The adoption of this far-right orientation in foreign and defense policy is a clear violation of the constitutional mandate that adopted the principles of sovereignty, self-determination, non-intervention and Latin American integration. Likewise, it is in contradiction with Brazil's multilateral and cooperative tradition and the priority in relations with Latin America, Africa and the entire space that makes up the global South.
The path of restoring democracy makes it mandatory that the ideology of the dictatorship be purged from the institutions where it still finds shelter, notably the Armed Forces. To this end, a reform of the teaching and training of our military, the enhancement of the memory of the victims of those years of lead, the reaffirmation of the separation between military and politics, the return of these servants to the barracks and the consolidation of their unconditional subordination to the civil power these are urgent and necessary steps.
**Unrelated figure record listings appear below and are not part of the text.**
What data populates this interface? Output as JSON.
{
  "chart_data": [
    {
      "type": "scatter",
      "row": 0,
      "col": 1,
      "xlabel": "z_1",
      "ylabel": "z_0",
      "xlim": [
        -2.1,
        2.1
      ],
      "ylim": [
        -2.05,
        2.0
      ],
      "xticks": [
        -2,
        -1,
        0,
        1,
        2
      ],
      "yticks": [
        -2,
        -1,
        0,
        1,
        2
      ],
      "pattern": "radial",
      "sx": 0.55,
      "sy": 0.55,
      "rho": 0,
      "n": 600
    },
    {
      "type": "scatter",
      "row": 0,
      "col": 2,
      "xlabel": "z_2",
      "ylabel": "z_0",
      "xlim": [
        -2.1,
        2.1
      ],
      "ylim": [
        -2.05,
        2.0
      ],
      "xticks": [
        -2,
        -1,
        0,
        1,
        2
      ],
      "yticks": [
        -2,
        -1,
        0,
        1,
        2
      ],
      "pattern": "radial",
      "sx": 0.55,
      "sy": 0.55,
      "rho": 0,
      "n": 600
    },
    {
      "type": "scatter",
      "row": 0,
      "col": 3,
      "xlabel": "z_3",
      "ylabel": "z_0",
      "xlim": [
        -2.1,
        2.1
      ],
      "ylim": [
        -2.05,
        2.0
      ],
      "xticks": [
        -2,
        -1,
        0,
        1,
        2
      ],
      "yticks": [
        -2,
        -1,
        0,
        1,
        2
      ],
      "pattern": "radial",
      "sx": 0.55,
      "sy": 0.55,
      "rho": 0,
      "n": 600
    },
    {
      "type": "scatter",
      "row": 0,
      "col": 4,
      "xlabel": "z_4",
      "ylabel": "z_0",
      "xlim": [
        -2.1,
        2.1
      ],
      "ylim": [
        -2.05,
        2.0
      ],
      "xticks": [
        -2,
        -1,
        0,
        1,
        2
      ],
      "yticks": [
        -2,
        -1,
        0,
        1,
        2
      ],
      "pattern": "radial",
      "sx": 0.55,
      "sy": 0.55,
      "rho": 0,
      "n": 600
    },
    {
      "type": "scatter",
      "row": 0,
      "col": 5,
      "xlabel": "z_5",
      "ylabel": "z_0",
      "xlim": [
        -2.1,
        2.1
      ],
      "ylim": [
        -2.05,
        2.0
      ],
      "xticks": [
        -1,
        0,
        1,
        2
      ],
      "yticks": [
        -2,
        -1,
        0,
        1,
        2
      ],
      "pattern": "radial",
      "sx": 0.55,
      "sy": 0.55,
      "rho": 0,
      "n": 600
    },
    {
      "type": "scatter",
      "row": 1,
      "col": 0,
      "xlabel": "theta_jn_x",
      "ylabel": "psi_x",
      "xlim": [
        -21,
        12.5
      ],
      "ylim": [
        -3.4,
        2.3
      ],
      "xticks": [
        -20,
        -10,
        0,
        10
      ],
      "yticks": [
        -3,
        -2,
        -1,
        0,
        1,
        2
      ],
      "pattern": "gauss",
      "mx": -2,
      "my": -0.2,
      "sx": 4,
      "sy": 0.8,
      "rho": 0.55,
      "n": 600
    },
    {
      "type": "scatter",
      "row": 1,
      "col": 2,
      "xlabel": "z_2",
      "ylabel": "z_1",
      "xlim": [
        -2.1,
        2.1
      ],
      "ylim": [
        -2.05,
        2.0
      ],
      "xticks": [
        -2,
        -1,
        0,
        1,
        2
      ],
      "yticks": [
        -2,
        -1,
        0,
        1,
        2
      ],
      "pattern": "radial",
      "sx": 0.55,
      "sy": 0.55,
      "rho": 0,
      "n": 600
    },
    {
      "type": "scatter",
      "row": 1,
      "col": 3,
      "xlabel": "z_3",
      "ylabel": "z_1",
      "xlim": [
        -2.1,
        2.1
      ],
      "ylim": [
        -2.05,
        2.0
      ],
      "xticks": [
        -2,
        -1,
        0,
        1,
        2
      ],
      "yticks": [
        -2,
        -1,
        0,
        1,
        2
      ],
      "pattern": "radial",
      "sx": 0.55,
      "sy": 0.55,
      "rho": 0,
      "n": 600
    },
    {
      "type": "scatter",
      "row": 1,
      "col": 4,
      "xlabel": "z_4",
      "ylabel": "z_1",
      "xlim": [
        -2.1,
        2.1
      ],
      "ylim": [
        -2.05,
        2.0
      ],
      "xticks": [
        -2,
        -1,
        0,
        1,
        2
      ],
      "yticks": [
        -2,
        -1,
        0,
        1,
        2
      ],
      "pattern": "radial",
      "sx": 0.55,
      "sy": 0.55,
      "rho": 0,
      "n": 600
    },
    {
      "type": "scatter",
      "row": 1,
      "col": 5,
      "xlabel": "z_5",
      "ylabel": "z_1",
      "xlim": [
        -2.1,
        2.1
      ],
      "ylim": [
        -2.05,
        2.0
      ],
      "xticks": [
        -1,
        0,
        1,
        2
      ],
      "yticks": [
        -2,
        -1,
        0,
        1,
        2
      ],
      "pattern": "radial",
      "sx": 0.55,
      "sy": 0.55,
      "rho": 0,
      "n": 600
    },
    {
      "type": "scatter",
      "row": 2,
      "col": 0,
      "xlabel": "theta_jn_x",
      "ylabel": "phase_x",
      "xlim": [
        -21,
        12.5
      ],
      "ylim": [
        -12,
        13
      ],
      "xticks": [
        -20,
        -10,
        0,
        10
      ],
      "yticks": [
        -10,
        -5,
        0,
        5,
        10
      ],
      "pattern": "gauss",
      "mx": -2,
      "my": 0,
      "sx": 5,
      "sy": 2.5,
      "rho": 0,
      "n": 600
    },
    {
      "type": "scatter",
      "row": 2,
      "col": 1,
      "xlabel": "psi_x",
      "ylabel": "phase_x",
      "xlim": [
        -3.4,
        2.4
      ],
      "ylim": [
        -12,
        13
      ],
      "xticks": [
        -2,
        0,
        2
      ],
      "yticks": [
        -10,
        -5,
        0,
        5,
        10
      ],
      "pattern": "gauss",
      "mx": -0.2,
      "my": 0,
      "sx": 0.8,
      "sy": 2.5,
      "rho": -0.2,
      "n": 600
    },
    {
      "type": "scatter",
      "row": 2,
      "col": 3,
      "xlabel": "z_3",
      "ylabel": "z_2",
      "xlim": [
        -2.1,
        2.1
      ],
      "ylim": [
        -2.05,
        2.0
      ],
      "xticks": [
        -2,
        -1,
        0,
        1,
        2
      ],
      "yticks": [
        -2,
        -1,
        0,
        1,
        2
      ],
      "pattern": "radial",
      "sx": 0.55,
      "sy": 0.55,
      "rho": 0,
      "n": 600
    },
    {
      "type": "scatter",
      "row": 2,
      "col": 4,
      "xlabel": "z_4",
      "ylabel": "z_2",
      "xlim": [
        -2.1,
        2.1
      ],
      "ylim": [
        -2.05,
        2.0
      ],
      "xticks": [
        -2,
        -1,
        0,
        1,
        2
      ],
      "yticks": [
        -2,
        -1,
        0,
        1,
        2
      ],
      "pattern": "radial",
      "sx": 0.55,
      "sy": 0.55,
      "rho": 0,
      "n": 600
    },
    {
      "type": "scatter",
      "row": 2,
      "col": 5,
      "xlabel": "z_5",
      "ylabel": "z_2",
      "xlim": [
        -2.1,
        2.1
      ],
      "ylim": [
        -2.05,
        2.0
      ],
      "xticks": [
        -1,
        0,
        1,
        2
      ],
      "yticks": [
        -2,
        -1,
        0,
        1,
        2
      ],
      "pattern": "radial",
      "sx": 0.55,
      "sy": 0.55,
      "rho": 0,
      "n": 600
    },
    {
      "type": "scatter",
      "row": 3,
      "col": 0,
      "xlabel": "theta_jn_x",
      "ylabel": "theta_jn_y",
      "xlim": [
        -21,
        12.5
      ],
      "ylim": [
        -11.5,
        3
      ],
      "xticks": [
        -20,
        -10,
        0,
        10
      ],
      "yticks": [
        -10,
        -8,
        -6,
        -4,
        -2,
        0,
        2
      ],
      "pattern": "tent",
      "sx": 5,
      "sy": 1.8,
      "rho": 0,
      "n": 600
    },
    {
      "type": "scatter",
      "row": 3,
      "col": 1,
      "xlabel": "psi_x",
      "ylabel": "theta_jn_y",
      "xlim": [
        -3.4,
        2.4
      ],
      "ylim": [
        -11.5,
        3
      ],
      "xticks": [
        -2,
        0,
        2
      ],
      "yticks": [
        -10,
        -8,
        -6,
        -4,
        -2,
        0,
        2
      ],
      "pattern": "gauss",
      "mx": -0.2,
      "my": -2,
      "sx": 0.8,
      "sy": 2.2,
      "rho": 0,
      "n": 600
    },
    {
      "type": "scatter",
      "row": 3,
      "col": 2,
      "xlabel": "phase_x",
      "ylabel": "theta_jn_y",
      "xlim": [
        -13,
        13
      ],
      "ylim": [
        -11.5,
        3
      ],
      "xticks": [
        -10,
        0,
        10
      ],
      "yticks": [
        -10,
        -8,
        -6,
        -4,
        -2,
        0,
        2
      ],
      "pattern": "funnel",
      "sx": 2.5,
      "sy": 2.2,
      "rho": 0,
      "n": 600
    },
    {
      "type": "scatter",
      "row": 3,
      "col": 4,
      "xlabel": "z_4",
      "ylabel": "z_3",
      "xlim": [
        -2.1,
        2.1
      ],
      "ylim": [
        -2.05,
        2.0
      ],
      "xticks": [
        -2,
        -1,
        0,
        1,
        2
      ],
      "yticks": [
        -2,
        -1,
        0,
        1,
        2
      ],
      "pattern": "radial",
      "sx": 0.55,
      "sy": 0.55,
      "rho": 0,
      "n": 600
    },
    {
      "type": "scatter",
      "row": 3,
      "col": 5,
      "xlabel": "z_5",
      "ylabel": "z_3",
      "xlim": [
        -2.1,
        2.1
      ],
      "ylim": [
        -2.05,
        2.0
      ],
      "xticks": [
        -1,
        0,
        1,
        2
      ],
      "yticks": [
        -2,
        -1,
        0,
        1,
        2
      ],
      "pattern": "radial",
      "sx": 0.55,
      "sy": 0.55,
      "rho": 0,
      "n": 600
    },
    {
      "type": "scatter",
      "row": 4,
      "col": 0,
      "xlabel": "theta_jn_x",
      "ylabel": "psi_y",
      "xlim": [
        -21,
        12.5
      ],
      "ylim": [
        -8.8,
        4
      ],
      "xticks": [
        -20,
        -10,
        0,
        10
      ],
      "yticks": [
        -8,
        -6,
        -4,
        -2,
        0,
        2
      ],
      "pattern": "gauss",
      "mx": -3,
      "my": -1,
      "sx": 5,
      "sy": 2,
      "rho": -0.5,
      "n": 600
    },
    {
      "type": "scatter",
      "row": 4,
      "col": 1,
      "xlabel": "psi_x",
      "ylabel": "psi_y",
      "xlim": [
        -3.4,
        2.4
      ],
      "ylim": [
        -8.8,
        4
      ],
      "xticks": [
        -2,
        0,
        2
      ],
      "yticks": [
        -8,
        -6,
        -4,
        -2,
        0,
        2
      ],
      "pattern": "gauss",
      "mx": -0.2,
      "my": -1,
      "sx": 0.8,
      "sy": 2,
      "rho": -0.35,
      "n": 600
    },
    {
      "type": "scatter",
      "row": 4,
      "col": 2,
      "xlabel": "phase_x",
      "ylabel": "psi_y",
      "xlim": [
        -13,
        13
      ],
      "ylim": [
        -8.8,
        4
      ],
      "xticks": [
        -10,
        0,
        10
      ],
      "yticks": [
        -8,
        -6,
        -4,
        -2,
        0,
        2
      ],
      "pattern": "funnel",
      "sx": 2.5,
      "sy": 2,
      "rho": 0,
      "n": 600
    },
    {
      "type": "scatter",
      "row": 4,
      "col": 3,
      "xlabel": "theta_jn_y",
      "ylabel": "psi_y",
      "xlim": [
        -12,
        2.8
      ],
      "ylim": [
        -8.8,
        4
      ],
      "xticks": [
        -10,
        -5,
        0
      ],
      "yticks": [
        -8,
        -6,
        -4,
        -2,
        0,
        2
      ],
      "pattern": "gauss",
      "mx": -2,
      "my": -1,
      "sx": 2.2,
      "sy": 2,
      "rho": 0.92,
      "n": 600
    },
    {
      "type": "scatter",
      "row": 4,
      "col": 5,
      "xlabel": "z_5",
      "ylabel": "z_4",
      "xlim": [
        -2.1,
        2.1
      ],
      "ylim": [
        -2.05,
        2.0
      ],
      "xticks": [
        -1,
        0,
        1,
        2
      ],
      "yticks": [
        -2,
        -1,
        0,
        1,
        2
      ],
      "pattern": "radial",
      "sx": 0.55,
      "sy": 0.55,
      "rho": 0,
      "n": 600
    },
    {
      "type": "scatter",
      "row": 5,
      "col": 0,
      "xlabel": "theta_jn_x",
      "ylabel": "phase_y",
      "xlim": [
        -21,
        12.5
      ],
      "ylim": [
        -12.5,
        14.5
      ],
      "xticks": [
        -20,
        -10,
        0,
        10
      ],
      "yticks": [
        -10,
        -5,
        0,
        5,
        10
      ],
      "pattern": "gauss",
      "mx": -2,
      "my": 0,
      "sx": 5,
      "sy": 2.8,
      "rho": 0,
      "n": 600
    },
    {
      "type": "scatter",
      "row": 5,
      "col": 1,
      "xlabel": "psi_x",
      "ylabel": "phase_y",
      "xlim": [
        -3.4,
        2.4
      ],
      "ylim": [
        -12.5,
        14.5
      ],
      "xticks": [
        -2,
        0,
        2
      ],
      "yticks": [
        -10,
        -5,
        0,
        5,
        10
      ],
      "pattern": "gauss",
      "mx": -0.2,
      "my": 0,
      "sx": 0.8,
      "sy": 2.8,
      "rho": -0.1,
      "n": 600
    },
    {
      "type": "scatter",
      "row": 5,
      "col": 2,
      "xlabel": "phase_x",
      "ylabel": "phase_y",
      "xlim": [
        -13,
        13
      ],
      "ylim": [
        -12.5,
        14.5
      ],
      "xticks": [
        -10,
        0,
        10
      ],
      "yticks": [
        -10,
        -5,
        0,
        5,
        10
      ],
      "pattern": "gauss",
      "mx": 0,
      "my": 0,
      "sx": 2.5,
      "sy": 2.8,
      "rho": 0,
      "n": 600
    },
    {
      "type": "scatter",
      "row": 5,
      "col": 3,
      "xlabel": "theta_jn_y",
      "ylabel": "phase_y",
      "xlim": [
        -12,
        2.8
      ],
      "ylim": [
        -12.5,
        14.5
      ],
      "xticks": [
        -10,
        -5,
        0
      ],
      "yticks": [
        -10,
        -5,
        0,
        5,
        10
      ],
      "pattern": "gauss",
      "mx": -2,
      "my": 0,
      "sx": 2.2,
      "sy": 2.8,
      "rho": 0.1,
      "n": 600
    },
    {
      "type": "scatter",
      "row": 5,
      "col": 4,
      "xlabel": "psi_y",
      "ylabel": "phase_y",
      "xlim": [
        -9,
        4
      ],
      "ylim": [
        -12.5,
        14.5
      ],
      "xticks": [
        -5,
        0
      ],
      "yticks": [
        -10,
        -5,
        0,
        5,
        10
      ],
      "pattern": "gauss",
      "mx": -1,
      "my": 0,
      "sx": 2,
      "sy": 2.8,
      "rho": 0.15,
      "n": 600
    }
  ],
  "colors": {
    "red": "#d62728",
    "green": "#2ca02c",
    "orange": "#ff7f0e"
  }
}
Thus, João Cândido will be able, 112 years later, to have his name inscribed in the book of heroes and his memory revered, thus occupying the place that is due to him in the hearts of his people and in the square that remembers the bravery of so many who are no longer among us.
*Luiz Augusto Estrella Faria and pprofessor of economics and international relations at UFRGS. Author, among other books, of The Size Key: economic development and prospects for Mercosur (Ed. UFRGS).